In a James Turrell exhibit, what helps you follow that handrail into the darkness and sit in the black room long enough for your eyes to adjust is the belief that there is something there—something good and beautiful.  You just need to give yourself a little time—you just need to be patient enough and courageous enough to sit in the dark in order to see it. But that’s not easy. Lanier described two college age women who stumbled into the exhibit with her, linking elbows. Standing at the entryway, they whispered that they couldn’t see a thing and refused to take another step. Then one of them drew something from her back pocket, and in an instant the stark light of her cell phone lit up their faces.

Isaiah wants us to know, and believe, that the darkness hold promise, that the darkness is not dark to God, that art and beauty, meaning and purpose can be found even in the bleakest of circumstances. This is, after all, the message of Christmas.  When all that surrounds us feels like death, new life is born. When hate is on the rise, love prevails. When darkness blinds, light illuminates. God is not absent in the darkness. Beauty and meaning are not absent in the darkness. The key is to believe—that something is there—something is here for us—something good and beautiful. Then being patient enough and courageous enough to give our eyes time to adjust.

Eventually, in the Turrell exhibit the art emerges. Heather Lanier describes it as, “A faint, gray amorphous source of light.
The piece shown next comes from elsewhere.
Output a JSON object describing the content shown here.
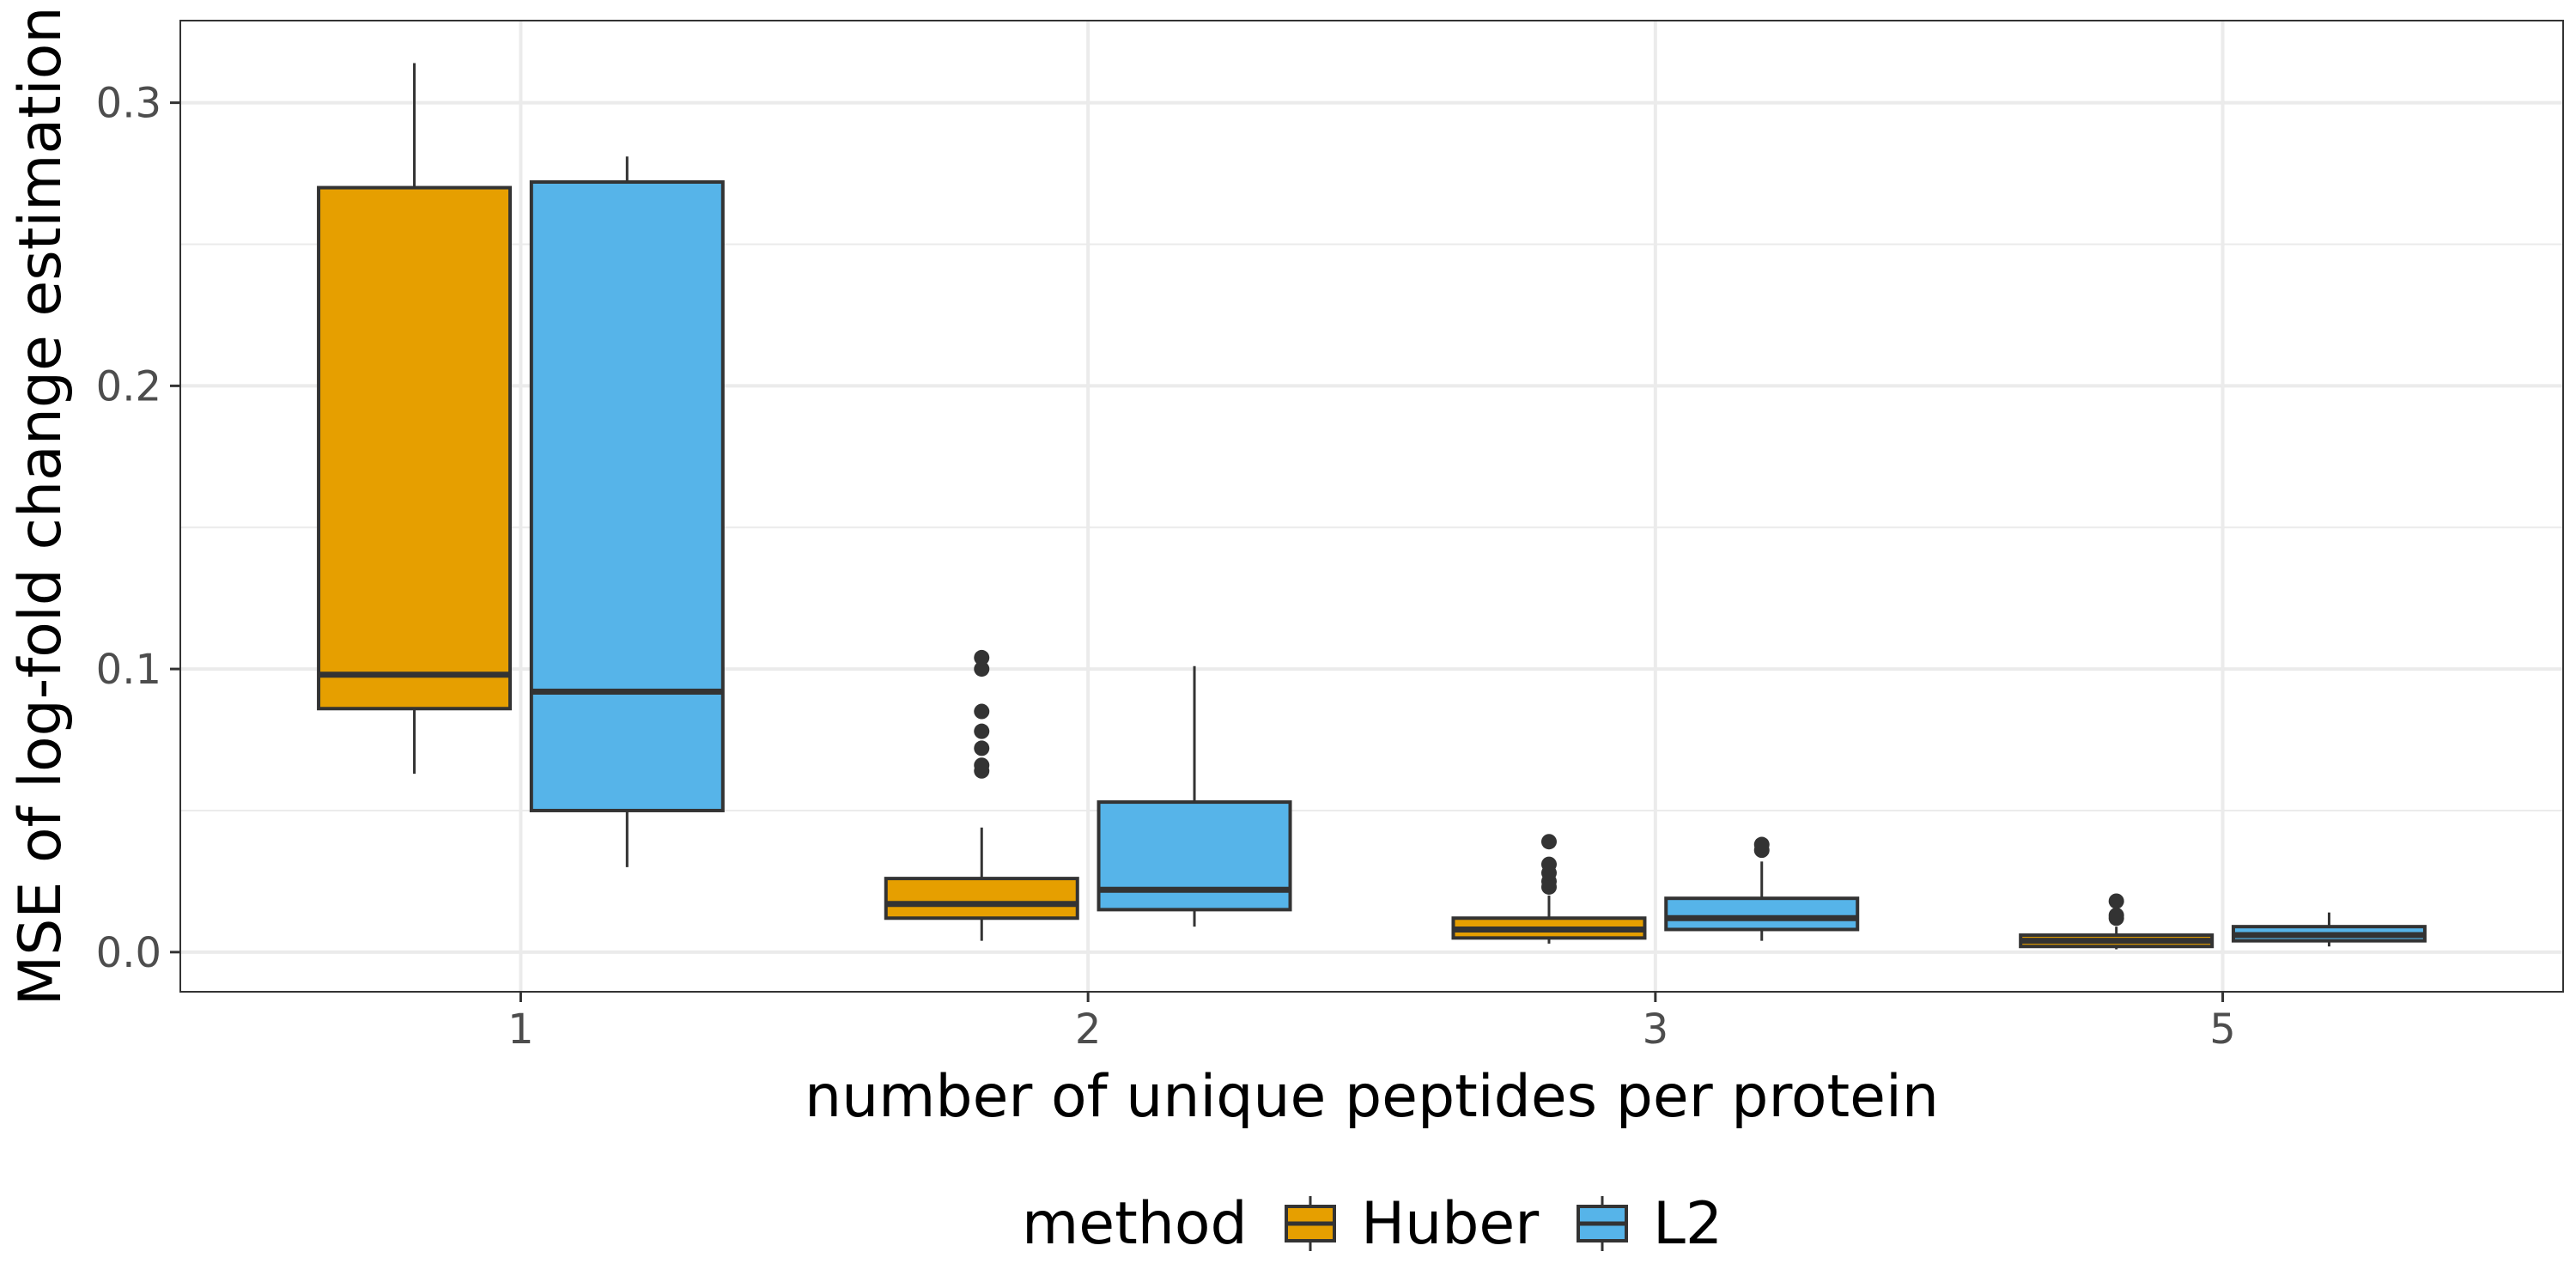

It’s so faint [at first] you might not be able to place its shape. Circle? Oval? Blob? It’s like a reflection of a reflection of light, like a moon of a moon, like a gray lake’s mirroring of a dulled silver spoon. The art you eventually arrive at varies, according to who you are and how you view the world. But if you wait long enough, there is actually something there.

If we wait long enough and let our eyes adjust something is there…something emerges…

Maybe it’s the dark silhouettes of the people sitting around you, reminding you that you are not alone.

Maybe it’s the exposed wooden beams of this Chapel ceiling, appearing as arms outstretched drawing us closer together as one community.

Maybe it’s a darkness so large and unfathomable that it takes the shape of God.[1]

Maybe it’s a light we hadn’t noticed before.

What we see will vary according to who we are and how we view the world.  But the darkness holds something for us all.

Wendell Berry writes:

To know the dark, go dark.
Go without sight, and find
that the dark, too, blooms and sings.

For Isaiah, the darkness blooms and sings about the birth of a child.  God has not forsaken you, Isaiah declares. God has not abandoned you in the darkness. Tonight, let us give ourselves a gift. Let us sit in our viewing chairs, give our irises the time they need to open, and receive what the darkness holds for us tonight. It might…it just might…give us hope.

Now to the God who calls us to this night vision, be all honor and glory, thanksgiving and power, now and forevermore.  Amen.

 

[1]This phrase attributed to Sara Miles from her recent Christian Century lecture.